A Bright Future in Networking

Today, Network World’s Linda Musthaler, expert in IT career skills, reported a very positive outlook on the networking field of IT. According to Robert Half Technology, she said, “the technical skill set most in demand by a majority of CIOs is networking. What’s more, network managers will see average starting salaries rise 4.3 percent, to the range of $79,250 to $109,500 per year.”

This report surely is good news to IT students planning their future career, as well as to IT professionals still developing their skill set. Because networking skills are in high demand, network engineer is considered one of the top 10 IT jobs.

What exactly does a network engineer do? Network engineers are responsible for organizations’ computer networks and make sure that the networks run smoothly. They’re responsible for installing, configuring, and monitoring the networks, which may be LANs (local area networks), WANs (wide area networks), or other networks. Network engineers work with routers, switches, firewalls, and operating systems.

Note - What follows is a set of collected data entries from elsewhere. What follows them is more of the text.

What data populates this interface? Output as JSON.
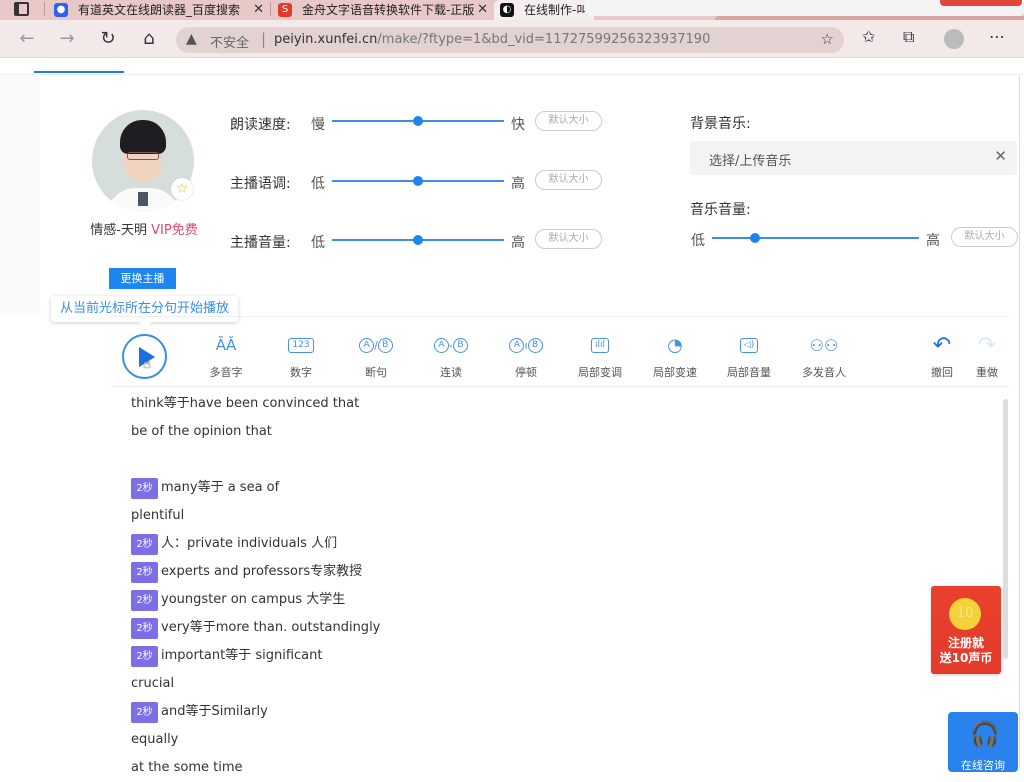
{
  "browser": {
    "tabs": [
      {
        "title": "有道英文在线朗读器_百度搜索",
        "icon": "baidu-paw-icon",
        "active": false
      },
      {
        "title": "金舟文字语音转换软件下载-正版",
        "icon": "jinzhou-logo-icon",
        "active": false
      },
      {
        "title": "在线制作-叫",
        "icon": "xunfei-logo-icon",
        "active": true
      }
    ],
    "address": {
      "security_label": "不安全",
      "url_host": "peiyin.xunfei.cn",
      "url_rest": "/make/?ftype=1&bd_vid=11727599256323937190"
    }
  },
  "voice": {
    "name": "情感-天明",
    "vip_label": "VIP免费",
    "change_button": "更换主播"
  },
  "params": {
    "speed": {
      "label": "朗读速度:",
      "low": "慢",
      "high": "快",
      "value": 0.5,
      "default_btn": "默认大小"
    },
    "pitch": {
      "label": "主播语调:",
      "low": "低",
      "high": "高",
      "value": 0.5,
      "default_btn": "默认大小"
    },
    "volume": {
      "label": "主播音量:",
      "low": "低",
      "high": "高",
      "value": 0.5,
      "default_btn": "默认大小"
    }
  },
  "background_music": {
    "label": "背景音乐:",
    "select_placeholder": "选择/上传音乐",
    "volume_label": "音乐音量:",
    "volume_low": "低",
    "volume_high": "高",
    "volume_value": 0.21,
    "default_btn": "默认大小"
  },
  "tooltip": "从当前光标所在分句开始播放",
  "toolbar": {
    "tools": [
      {
        "label": "多音字",
        "icon": "polyphone-icon"
      },
      {
        "label": "数字",
        "icon": "number-icon"
      },
      {
        "label": "断句",
        "icon": "sentence-break-icon"
      },
      {
        "label": "连读",
        "icon": "liaison-icon"
      },
      {
        "label": "停顿",
        "icon": "pause-icon"
      },
      {
        "label": "局部变调",
        "icon": "local-pitch-icon"
      },
      {
        "label": "局部变速",
        "icon": "local-speed-icon"
      },
      {
        "label": "局部音量",
        "icon": "local-volume-icon"
      },
      {
        "label": "多发音人",
        "icon": "multi-speaker-icon"
      }
    ],
    "undo": "撤回",
    "redo": "重做"
  },
  "editor": {
    "lines": [
      {
        "pause": null,
        "text": "think等于have been convinced that"
      },
      {
        "pause": null,
        "text": "be of the opinion that"
      },
      {
        "pause": null,
        "text": ""
      },
      {
        "pause": "2秒",
        "text": "many等于 a sea of"
      },
      {
        "pause": null,
        "text": "plentiful"
      },
      {
        "pause": "2秒",
        "text": "人：private individuals 人们"
      },
      {
        "pause": "2秒",
        "text": "experts and professors专家教授"
      },
      {
        "pause": "2秒",
        "text": "youngster on campus 大学生"
      },
      {
        "pause": "2秒",
        "text": "very等于more than. outstandingly"
      },
      {
        "pause": "2秒",
        "text": "important等于 significant"
      },
      {
        "pause": null,
        "text": "crucial"
      },
      {
        "pause": "2秒",
        "text": "and等于Similarly"
      },
      {
        "pause": null,
        "text": "equally"
      },
      {
        "pause": null,
        "text": "at the some time"
      }
    ]
  },
  "promo": {
    "coin": "10",
    "line1": "注册就",
    "line2": "送10声币"
  },
  "support": {
    "label": "在线咨询"
  }
}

If networking is the direction you want to go, the Network+ certification from CompTIA is the place to start. Network+ is an entry-level networking certification designed to demonstrate that you have a fundamental understanding of networks. As you train for Network+, you’ll acquire a broad knowledge of networking technologies, including:
  • Network Topologies
  • OSI Model
  • Protocols
  • Cables and Connectors for Networking
  • Network Adapters
  • Internetwork Devices
  • Ethernet Architecture, Specs, Cables
  • IP Addressing
  • DNS
  • Routing
  • VoIP
  • Wireless Networking
  • Network Security
  • WANs
  • Network Management
  • Troubleshooting Networks

According to Musthaler, “the industry experts agree that the career opportunities are there if you have the right networking skills, and now you have more choices than ever on how to ‘skill up.’” With the right training, and with Network+ certification to show your competency, you’ll be ready to succeed in a networking career.